Threat Actors Likely to Participate
Anonymous Sudan: This group has actively engaged in multiple DDoS attacks targeting various entities, such as Israel’s top oil refinery operator, BAZAN Group, and the Thuraya Mobile Satellite Communications Company. Their attacks have caused significant network disruptions, confirming their capability and intent to leverage DDoS tactics against high-profile targets (Hackread).
Dark Storm Team: Although primarily known for a broader range of cyber activities, this group has claimed responsibility for DDoS attacks against significant targets like John F. Kennedy International Airport in New York. Their operations are indicative of both political and commercial motivations (SecurityScorecard).
Ghosts of Palestine: This hacktivist group has been actively involved in distributed denial of service (DDoS) attacks, particularly targeting Israeli infrastructure. This group is part of a broader movement of cyber activists who have been actively engaging in cyber operations amid the ongoing Israel-Hamas conflict. Their targets have thus far primarily focused on websites of Israeli entities, their Telegram community is closely following the U.S. university's protests and has previously called for attacks on U.S. private and government sectors.
Figure 5: Report on Ghosts of Palestine's call to hacktivism
Potential Targets
The recent pro-Palestinian protests at U.S. universities have targeted a broad range of companies for divestment, especially those with business or investment ties to Israel's military and financial activities. Therefore, it is likely that financial services institutions may be targeted along with universities if perceived as related to Israel. DDoS attacks could aim to disrupt critical systems such as online banking platforms, payment services and trading systems. Successful attacks may result in prolonged service outages, financial losses, reputational damage and erosion of customer trust.
Potential Impact
- Disruption of critical systems and services, such as online banking platforms, payment gateways and trading systems.
- Prolonged service outages, financial losses, reputational damage and erosion of customer trust.
Reasons for Concern
- Activist Aspect: The emotionally charged nature of the Israeli-Palestinian conflict and the recent breakdown in negotiations are likely to fuel hacktivist motivations for disruptive attacks. The mass arrests of pro-Palestinian activists during university protests may further incite retaliatory actions. Ideologically motivated hacktivists may engage in persistent, high-impact attacks aiming for maximum disruption to advance their cause and impose a "cyber price tag" on entities seen as unsupportive of Palestinian interests.

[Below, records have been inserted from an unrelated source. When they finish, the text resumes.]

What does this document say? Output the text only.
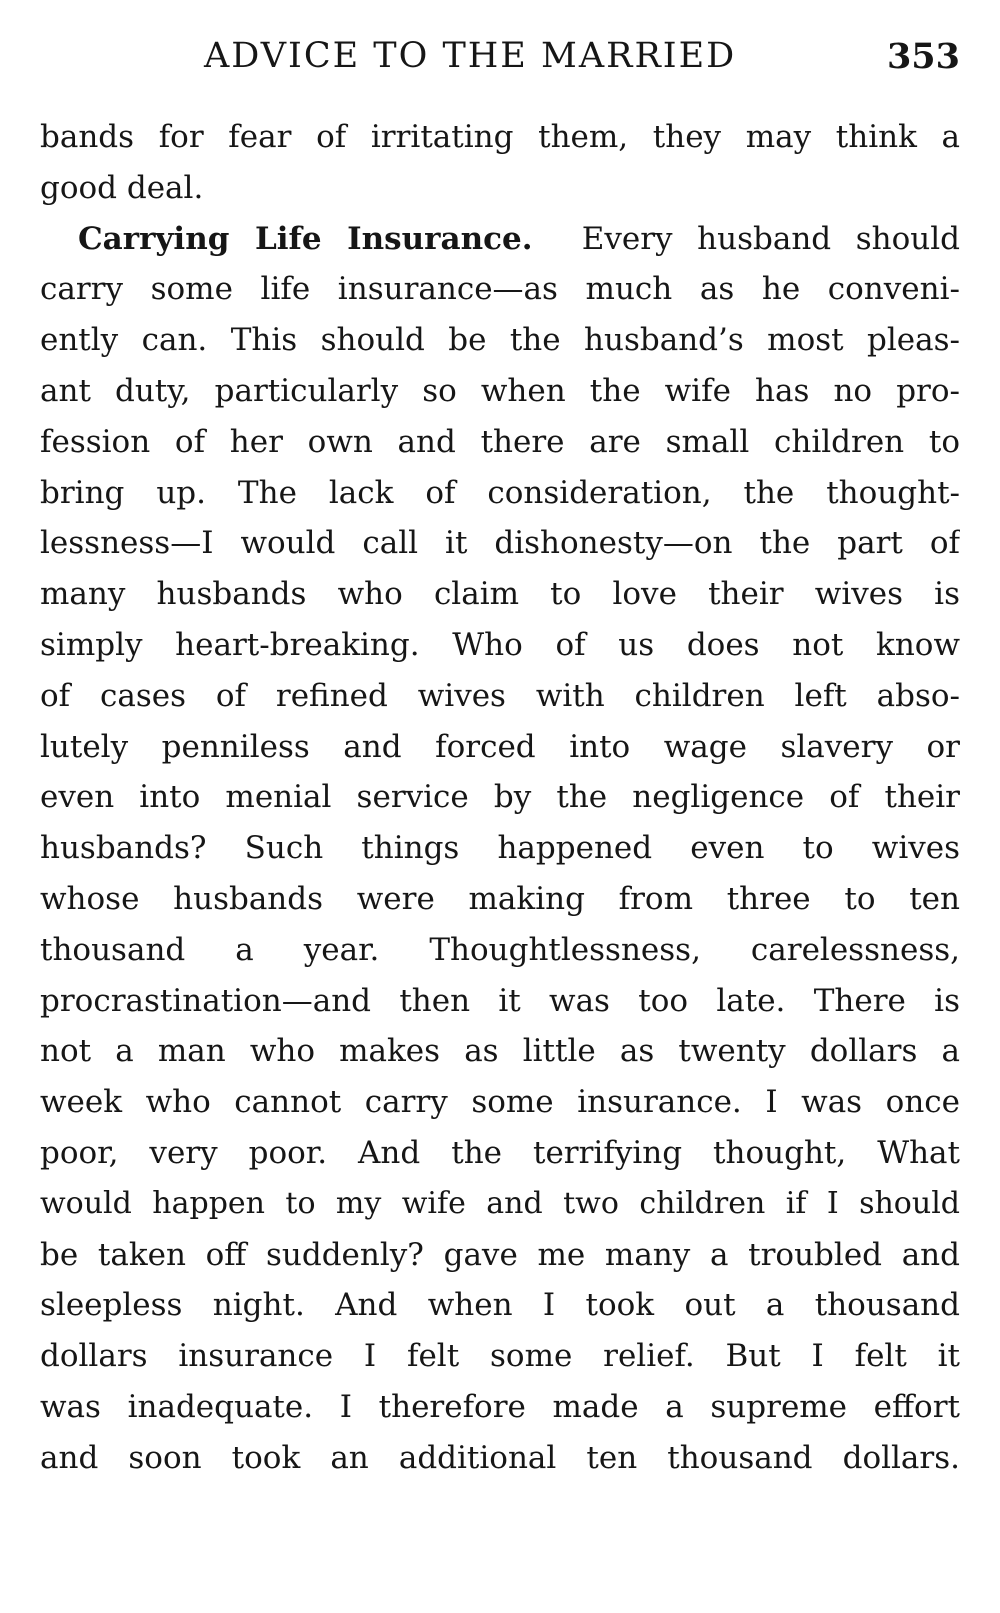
ADVICE TO THE MARRIED	353
bands for fear of irritating them, they may think a
good deal.
Carrying Life Insurance. Every husband should
carry some life insurance—as much as he conveni-
ently can. This should be the husband’s most pleas-
ant duty, particularly so when the wife has no pro-
fession of her own and there are small children to
bring up. The lack of consideration, the thought-
lessness—I would call it dishonesty—on the part of
many husbands who claim to love their wives is
simply heart-breaking. Who of us does not know
of cases of refined wives with children left abso-
lutely penniless and forced into wage slavery or
even into menial service by the negligence of their
husbands? Such things happened even to wives
whose husbands were making from three to ten
thousand a year. Thoughtlessness, carelessness,
procrastination—and then it was too late. There is
not a man who makes as little as twenty dollars a
week who cannot carry some insurance. I was once
poor, very poor. And the terrifying thought, What
would happen to my wife and two children if I should
be taken off suddenly? gave me many a troubled and
sleepless night. And when I took out a thousand
dollars insurance I felt some relief. But I felt it
was inadequate. I therefore made a supreme effort
and soon took an additional ten thousand dollars.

- Geopolitical Aspect: The failure of the Israel-Hamas negotiations has led Hamas to apply maximum pressure on Israel and its allies to expedite the end of the conflict in Gaza, which could result in a Hamas victory. As U.S. universities are now at the forefront of public attention, these hacktivist groups will likely attempt to attack them and amplify the "cyber price tag" narrative. This tactic aims to coerce Israel's allies into pressuring Israel to agree to terms favorable to Hamas, aligning with Hamas's geopolitical objectives in the region.